Esta nueva medida tiene por objeto garantizar que los inmigrantes que se encuentran en el país sean autosuficientes y no dependan de prestaciones financiadas por los contribuyentes, en consonancia con la interpretación de la Ley de Inmigración y Nacionalidad, según la cual se considera inadmisible a toda persona que pueda convertirse en una “carga pública”.
En virtud de esta nueva normativa, los funcionarios del Servicio de Ciudadanía e Inmigración de los Estados Unidos (USCIS) recuperan la facultad de realizar evaluaciones exhaustivas caso por caso. A partir de ahora será posible tener en cuenta si los solicitantes de la residencia permanente han hecho uso de una gama más amplia de prestaciones públicas, como Medicaid, los cupones de alimentos (SNAP) y las ayudas para la vivienda pública.

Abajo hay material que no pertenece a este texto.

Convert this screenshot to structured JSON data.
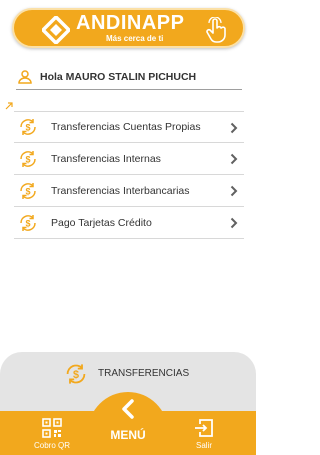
{
  "header": {
    "brand_name": "ANDINAPP",
    "slogan": "Más cerca de ti"
  },
  "greeting": {
    "text": "Hola MAURO STALIN PICHUCH"
  },
  "menu": {
    "items": [
      {
        "label": "Transferencias Cuentas Propias"
      },
      {
        "label": "Transferencias Internas"
      },
      {
        "label": "Transferencias Interbancarias"
      },
      {
        "label": "Pago Tarjetas Crédito"
      }
    ]
  },
  "section": {
    "label": "TRANSFERENCIAS"
  },
  "nav": {
    "qr_label": "Cobro QR",
    "menu_label": "MENÚ",
    "exit_label": "Salir"
  },
  "colors": {
    "accent": "#f2a81d",
    "chevron": "#616161",
    "text": "#333333"
  }
}
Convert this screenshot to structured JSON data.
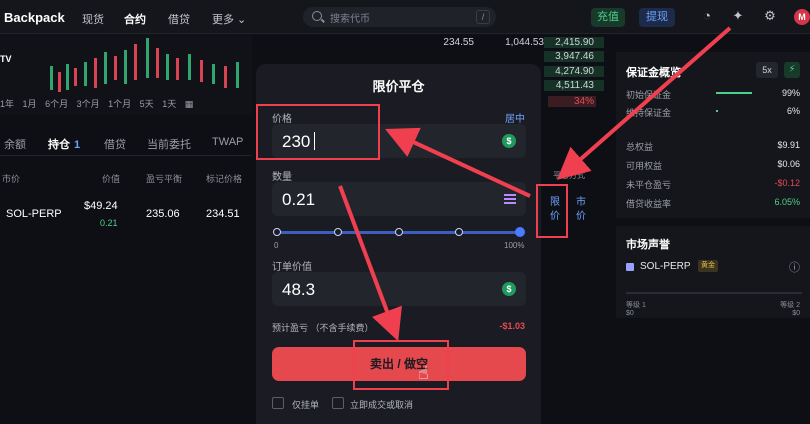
{
  "nav": {
    "brand": "Backpack",
    "items": [
      "现货",
      "合约",
      "借贷",
      "更多 ⌄"
    ],
    "active": "合约",
    "search_placeholder": "搜索代币",
    "search_key": "/",
    "deposit": "充值",
    "withdraw": "提现",
    "avatar": "M"
  },
  "chart": {
    "timeframes": [
      "1年",
      "1月",
      "6个月",
      "3个月",
      "1个月",
      "5天",
      "1天"
    ]
  },
  "orderbook": {
    "rows": [
      {
        "a": "234.55",
        "b": "1,044.53",
        "c": "2,415.90"
      },
      {
        "a": "",
        "b": "",
        "c": "3,947.46"
      },
      {
        "a": "",
        "b": "",
        "c": "4,274.90"
      },
      {
        "a": "",
        "b": "",
        "c": "4,511.43"
      }
    ],
    "pct": "34%"
  },
  "positions": {
    "tabs": [
      {
        "label": "余额",
        "badge": ""
      },
      {
        "label": "持仓",
        "badge": "1"
      },
      {
        "label": "借贷",
        "badge": ""
      },
      {
        "label": "当前委托",
        "badge": ""
      },
      {
        "label": "TWAP",
        "badge": ""
      }
    ],
    "columns": [
      "市价",
      "价值",
      "盈亏平衡",
      "标记价格"
    ],
    "row": {
      "symbol": "SOL-PERP",
      "value": "$49.24",
      "qty": "0.21",
      "breakeven": "235.06",
      "mark": "234.51"
    }
  },
  "modal": {
    "title": "限价平仓",
    "price_label": "价格",
    "price_mid": "居中",
    "price_value": "230",
    "qty_label": "数量",
    "qty_value": "0.21",
    "slider_min": "0",
    "slider_max": "100%",
    "slider_percent": 100,
    "order_value_label": "订单价值",
    "order_value": "48.3",
    "pnl_label": "预计盈亏 （不含手续费）",
    "pnl_value": "-$1.03",
    "sell_button": "卖出 / 做空",
    "post_only": "仅挂单",
    "ioc": "立即成交或取消"
  },
  "order_type": {
    "header": "平仓方式",
    "limit": "限价",
    "market": "市价"
  },
  "margin": {
    "title": "保证金概览",
    "leverage": "5x",
    "rows": [
      {
        "label": "初始保证金",
        "value": "99%",
        "tone": ""
      },
      {
        "label": "维持保证金",
        "value": "6%",
        "tone": ""
      },
      {
        "label": "总权益",
        "value": "$9.91",
        "tone": ""
      },
      {
        "label": "可用权益",
        "value": "$0.06",
        "tone": ""
      },
      {
        "label": "未平仓盈亏",
        "value": "-$0.12",
        "tone": "red"
      },
      {
        "label": "借贷收益率",
        "value": "6.05%",
        "tone": "green"
      }
    ]
  },
  "market": {
    "title": "市场声誉",
    "symbol": "SOL-PERP",
    "badge": "黄金",
    "level1": "等级 1",
    "level2": "等级 2",
    "min": "$0",
    "max": "$0"
  },
  "colors": {
    "accent": "#6ea2ff",
    "sell": "#e5484d",
    "annotation": "#f0404f",
    "green": "#4cd08a"
  }
}
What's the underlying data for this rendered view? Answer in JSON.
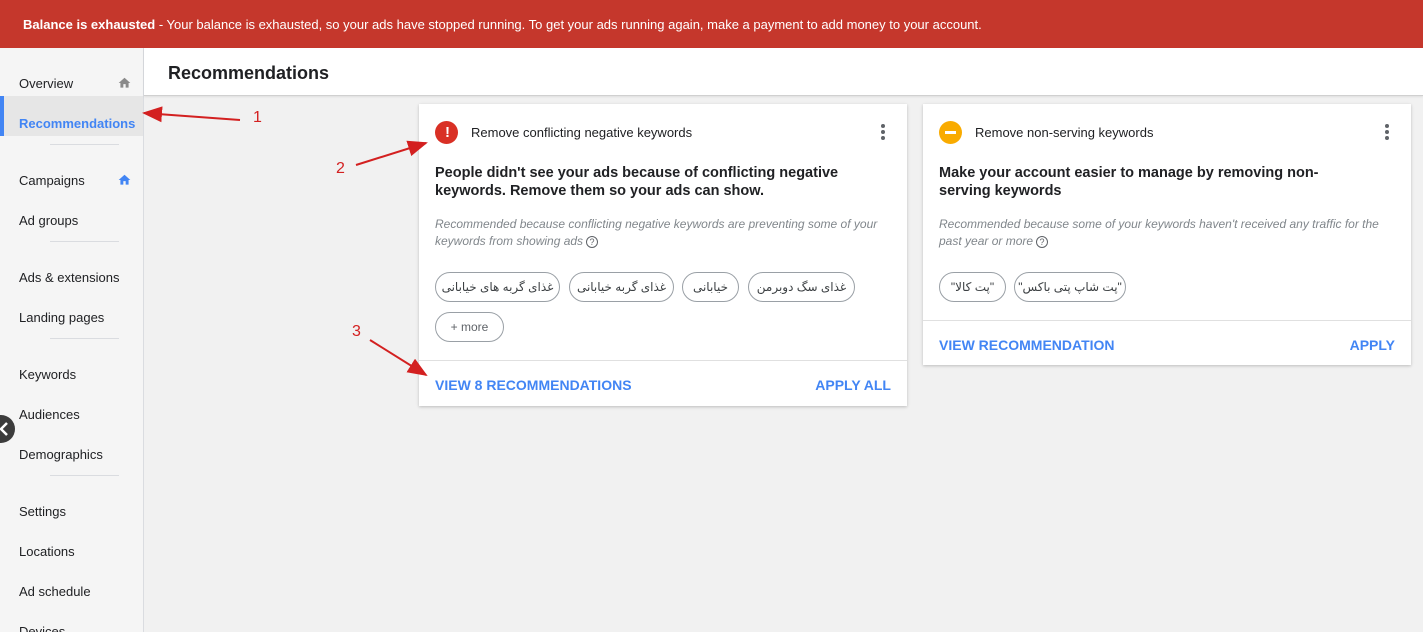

Es fundamental que los solicitantes marquen el 18 de septiembre de 2026 en sus calendarios, ya que esa es la fecha oficial en la que entrará en vigor la norma. A partir de ese día, el USCIS publicará una versión revisada del formulario I-485 (Solicitud de registro de residencia permanente o de ajuste de estatus). Cualquier solicitud que utilice una versión antigua del formulario y que se presente o tenga matasellos a partir de esa fecha será rechazada automáticamente.
Hay categorías que siguen estando exentas por ley, entre ellas los refugiados, los solicitantes de asilo, los menores inmigrantes especiales (SIJS), las víctimas de la trata de personas (visado T), las víctimas de delitos (visado U) y las personas protegidas por la Ley contra la Violencia hacia las Mujeres (VAWA).